The journalists’ situation can be summarised as follows.  The numbers working in traditional media have gone down.  Not only have they have been inclined, themselves, to be less religious than the general population, but also they have tended to subscribe to the idea that religious belief has been declining in importance.  (They have been proved wrong by events).  Those who wanted to report better were represented at this event, then.  They were challenged (loudly and clearly by Roger Bolton) (i) to inform themselves more deeply and (ii) to gain access to the wide variety of faith communities, while not relying solely on the contacts they already have.

In turn, the faith communities (Christians, Jews and Muslims) that were represented on a “panel” were challenged by Roger Bolton (i) to state explicitly what they have to offer to journalists and (ii) to outline the nature of their media operations. (The resources available varied widely between the communities.)

After lunch, journalists and faith communities met separately for one session.  For the faith group, the topic was: “Working with Journalists: an opportunity to consider your experience, your agenda, your media practice.”  It was led by three very knowledgeable women – with great communication skills – namely, Angela Graham (of the Media Policy Group of the Institute of Welsh Affairs), Christine Warwick, and Emma Meese (of Cardiff University’s Centre for Community Journalism).

Angela said that belief is wider than faith and includes atheism and secularism.  She set the context: relationships are more important than technologies.  She added that we all communicate through our daily lives.

Angela posed these questions.

What do I most want to communicate?

Why do I want to communicate this?

What results do I hope for?

How will I handle the reactions (the criticism)?

What are the implications of using media I don’t control?

We are always communicating, including with the Divine.  This helps us deal with failure.  We are vulnerable – we need to be prepared.  We need a strategy for dealing with consequences and people for handling risk.  We (believers) are making big claims and so are held accountable (eg by journalists).  Take care of the members of your own group.
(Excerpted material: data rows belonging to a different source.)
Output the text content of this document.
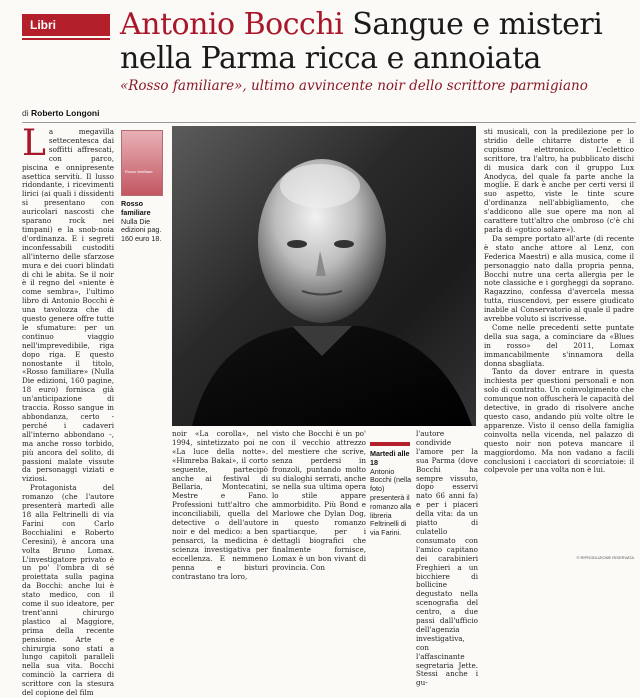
Libri	Antonio Bocchi Sangue e misteri
nella Parma ricca e annoiata
«Rosso familiare», ultimo avvincente noir dello scrittore parmigiano
di Roberto Longoni
L a megavilla settecentesca dai soffitti affrescati, con parco, piscina e onnipresente asettica servitù. Il lusso ridondante, i ricevimenti lirici (ai quali i dissidenti si presentano con auricolari nascosti che sparano rock nei timpani) e la snob-noia d'ordinanza. E i segreti inconfessabili custoditi all'interno delle sfarzose mura e dei cuori blindati di chi le abita. Se il noir è il regno del «niente è come sembra», l'ultimo libro di Antonio Bocchi è una tavolozza che di questo genere offre tutte le sfumature: per un continuo viaggio nell'imprevedibile, riga dopo riga. E questo nonostante il titolo, «Rosso familiare» (Nulla Die edizioni, 160 pagine, 18 euro) fornisca già un'anticipazione di traccia. Rosso sangue in abbondanza, certo - perché i cadaveri all'interno abbondano -, ma anche rosso torbido, più ancora del solito, di passioni malate vissute da personaggi viziati e viziosi.

Protagonista del romanzo (che l'autore presenterà martedì alle 18 alla Feltrinelli di via Farini con Carlo Bocchialini e Roberto Ceresini), è ancora una volta Bruno Lomax. L'investigatore privato è un po' l'ombra di sé proiettata sulla pagina da Bocchi: anche lui è stato medico, con il come il suo ideatore, per trent'anni chirurgo plastico al Maggiore, prima della recente pensione. Arte e chirurgia sono stati a lungo capitoli paralleli nella sua vita. Bocchi cominciò la carriera di scrittore con la stesura del copione del film

Rosso familiare
Rosso familiare
Nulla Die edizioni pag. 160 euro 18.

noir «La corolla», nel 1994, sintetizzato poi ne «La luce della notte». «Himreba Bakai», il corto seguente, partecipò anche ai festival di Bellaria, Montecatini, Mestre e Fano. Professioni tutt'altro che inconciliabili, quella del detective o dell'autore noir e del medico: a ben pensarci, la medicina è scienza investigativa per eccellenza. E nemmeno penna e bisturi contrastano tra loro,

visto che Bocchi è un po' con il vecchio attrezzo del mestiere che scrive, senza perdersi in fronzoli, puntando molto su dialoghi serrati, anche se nella sua ultima opera lo stile appare ammorbidito. Più Bond e Marlowe che Dylan Dog, in questo romanzo spartiacque, per i dettagli biografici che finalmente fornisce, Lomax è un bon vivant di provincia. Con

Martedì alle 18
Antonio Bocchi (nella foto) presenterà il romanzo alla libreria Feltrinelli di via Farini.

l'autore condivide l'amore per la sua Parma (dove Bocchi ha sempre vissuto, dopo esservi nato 66 anni fa) e per i piaceri della vita: da un piatto di culatello consumato con l'amico capitano dei carabinieri Freghieri a un bicchiere di bollicine degustato nella scenografia del centro, a due passi dall'ufficio dell'agenzia investigativa, con l'affascinante segretaria Jette. Stessi anche i gu-

sti musicali, con la predilezione per lo stridio delle chitarre distorte e il cupismo elettronico. L'eclettico scrittore, tra l'altro, ha pubblicato dischi di musica dark con il gruppo Lux Anodyca, del quale fa parte anche la moglie. E dark è anche per certi versi il suo aspetto, viste le tinte scure d'ordinanza nell'abbigliamento, che s'addicono alle sue opere ma non al carattere tutt'altro che ombroso (c'è chi parla di «gotico solare»).

Da sempre portato all'arte (di recente è stato anche attore al Lenz, con Federica Maestri) e alla musica, come il personaggio nato dalla propria penna, Bocchi nutre una certa allergia per le note classiche e i gorgheggi da soprano. Ragazzino, confessa d'avercela messa tutta, riuscendovi, per essere giudicato inabile al Conservatorio al quale il padre avrebbe voluto si iscrivesse.

Come nelle precedenti sette puntate della sua saga, a cominciare da «Blues in rosso» del 2011, Lomax immancabilmente s'innamora della donna sbagliata.

Tanto da dover entrare in questa inchiesta per questioni personali e non solo di contratto. Un coinvolgimento che comunque non offuscherà le capacità del detective, in grado di risolvere anche questo caso, andando più volte oltre le apparenze. Visto il censo della famiglia coinvolta nella vicenda, nel palazzo di questo noir non poteva mancare il maggiordomo. Ma non vadano a facili conclusioni i cacciatori di scorciatoie: il colpevole per una volta non è lui.

© RIPRODUZIONE RISERVATA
Notice where the seed you have sown has grown.  Chase up the messages you have left.  Communicate widely, with discernment, creatively, painstakingly, persistently.
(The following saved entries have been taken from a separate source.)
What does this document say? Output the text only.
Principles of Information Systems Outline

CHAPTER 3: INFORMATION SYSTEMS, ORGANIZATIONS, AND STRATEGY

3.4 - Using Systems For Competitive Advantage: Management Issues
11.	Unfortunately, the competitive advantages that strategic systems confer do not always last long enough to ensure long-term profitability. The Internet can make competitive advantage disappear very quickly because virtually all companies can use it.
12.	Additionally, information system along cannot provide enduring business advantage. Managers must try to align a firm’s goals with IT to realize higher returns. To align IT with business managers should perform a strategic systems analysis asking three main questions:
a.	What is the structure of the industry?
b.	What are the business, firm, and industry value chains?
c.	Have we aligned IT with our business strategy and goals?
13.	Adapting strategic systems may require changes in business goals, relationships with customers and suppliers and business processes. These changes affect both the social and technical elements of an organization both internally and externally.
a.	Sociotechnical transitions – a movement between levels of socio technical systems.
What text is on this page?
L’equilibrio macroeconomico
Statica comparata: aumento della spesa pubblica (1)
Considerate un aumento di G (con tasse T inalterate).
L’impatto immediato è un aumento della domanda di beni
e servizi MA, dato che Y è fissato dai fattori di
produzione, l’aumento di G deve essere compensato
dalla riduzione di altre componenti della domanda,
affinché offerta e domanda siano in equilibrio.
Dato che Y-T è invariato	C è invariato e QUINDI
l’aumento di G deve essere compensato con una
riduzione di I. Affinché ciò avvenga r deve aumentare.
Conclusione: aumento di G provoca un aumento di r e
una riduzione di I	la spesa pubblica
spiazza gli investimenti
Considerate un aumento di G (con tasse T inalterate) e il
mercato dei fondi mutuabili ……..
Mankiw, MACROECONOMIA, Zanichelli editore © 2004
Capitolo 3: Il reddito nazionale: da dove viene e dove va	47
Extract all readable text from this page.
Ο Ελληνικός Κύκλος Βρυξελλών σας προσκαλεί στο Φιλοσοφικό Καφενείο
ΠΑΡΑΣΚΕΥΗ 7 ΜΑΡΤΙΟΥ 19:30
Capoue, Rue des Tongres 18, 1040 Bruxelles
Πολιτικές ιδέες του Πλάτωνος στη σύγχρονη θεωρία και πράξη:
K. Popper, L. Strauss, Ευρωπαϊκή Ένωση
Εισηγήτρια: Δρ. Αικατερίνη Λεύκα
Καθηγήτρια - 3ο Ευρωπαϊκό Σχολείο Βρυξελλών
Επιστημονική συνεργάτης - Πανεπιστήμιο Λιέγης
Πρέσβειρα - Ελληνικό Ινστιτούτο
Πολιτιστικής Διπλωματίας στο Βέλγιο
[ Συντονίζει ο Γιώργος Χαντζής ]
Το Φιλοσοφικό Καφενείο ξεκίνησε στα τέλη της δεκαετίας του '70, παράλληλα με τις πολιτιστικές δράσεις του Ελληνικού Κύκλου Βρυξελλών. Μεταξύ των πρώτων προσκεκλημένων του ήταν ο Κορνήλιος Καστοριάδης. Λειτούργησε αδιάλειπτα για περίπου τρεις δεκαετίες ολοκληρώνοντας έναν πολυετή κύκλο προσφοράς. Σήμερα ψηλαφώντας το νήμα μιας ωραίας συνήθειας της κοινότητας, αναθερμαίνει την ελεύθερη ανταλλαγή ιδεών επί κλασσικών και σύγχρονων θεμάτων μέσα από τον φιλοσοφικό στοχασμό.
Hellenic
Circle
Journalism, she said, is a way to help us live well together.  Journalists must challenge us, push us to think harder.

What is noteworthy?  The novel, the topical, the relevant, the significant, the relational, the provable, the jargon-free, the researched, the practical, the visible.

Pictures help.

We should be contactable, available, responsible, ready for risk.
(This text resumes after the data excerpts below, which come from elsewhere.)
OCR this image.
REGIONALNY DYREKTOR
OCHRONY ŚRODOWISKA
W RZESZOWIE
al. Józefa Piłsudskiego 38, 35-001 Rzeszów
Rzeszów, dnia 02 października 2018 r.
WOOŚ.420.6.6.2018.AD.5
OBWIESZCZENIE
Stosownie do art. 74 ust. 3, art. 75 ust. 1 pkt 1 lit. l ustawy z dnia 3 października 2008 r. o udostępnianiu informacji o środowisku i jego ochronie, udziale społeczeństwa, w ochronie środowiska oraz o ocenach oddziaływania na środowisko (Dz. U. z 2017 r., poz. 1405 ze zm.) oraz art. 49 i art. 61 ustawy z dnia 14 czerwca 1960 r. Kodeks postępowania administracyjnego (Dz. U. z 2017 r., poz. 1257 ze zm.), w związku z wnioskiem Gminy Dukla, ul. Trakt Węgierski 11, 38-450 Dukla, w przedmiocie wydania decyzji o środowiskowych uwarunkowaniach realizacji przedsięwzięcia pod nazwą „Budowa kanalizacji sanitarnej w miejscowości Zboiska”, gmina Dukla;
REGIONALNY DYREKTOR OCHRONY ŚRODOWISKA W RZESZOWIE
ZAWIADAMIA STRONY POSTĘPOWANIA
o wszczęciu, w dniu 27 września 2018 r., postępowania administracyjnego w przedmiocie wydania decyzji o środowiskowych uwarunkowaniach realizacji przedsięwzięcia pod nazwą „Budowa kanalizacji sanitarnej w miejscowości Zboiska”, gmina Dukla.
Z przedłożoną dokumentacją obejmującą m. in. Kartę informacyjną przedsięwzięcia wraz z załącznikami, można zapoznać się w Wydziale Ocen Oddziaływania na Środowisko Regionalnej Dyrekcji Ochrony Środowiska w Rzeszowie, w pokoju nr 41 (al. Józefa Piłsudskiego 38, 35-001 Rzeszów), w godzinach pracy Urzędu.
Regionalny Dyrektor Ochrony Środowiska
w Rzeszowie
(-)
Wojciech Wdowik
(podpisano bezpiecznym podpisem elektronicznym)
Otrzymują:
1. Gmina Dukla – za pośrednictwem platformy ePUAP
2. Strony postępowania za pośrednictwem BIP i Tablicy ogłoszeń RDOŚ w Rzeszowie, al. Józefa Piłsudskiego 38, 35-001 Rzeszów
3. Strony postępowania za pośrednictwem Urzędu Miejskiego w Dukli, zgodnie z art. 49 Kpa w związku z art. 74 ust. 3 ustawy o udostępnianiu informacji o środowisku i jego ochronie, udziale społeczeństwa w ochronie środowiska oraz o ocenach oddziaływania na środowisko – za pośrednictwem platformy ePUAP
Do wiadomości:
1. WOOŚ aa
Avoid propaganda, preaching and proselytism.

Next, Christine Warwick gave us concrete advice on the writing of press releases.

Target your press releases accurately.  Know about deadlines.

The most important should be in the first paragraph and should tell the reader: who, what, where, when, how.

Include the body of your press release in your email, not as an attachment.

Finally, in this session, Emma Meese talked about social media.  What she said about this could be applied, in part, to the more traditional media.  Remember KISSKeep It Short and Sweet.

Make the most of your Twitter profile.  Sell yourself.  But “don’t feed the trolls.”

 

This was a very stimulating day.  Many of those present would welcome a repeat, where topics could be dealt with at greater length.

 

I came away wondering how Quakers – especially those in Wales – can best rise to the challenges posed so vividly at this event.  I am very grateful, both to the organisers, and to Meeting of Friends for letting me go.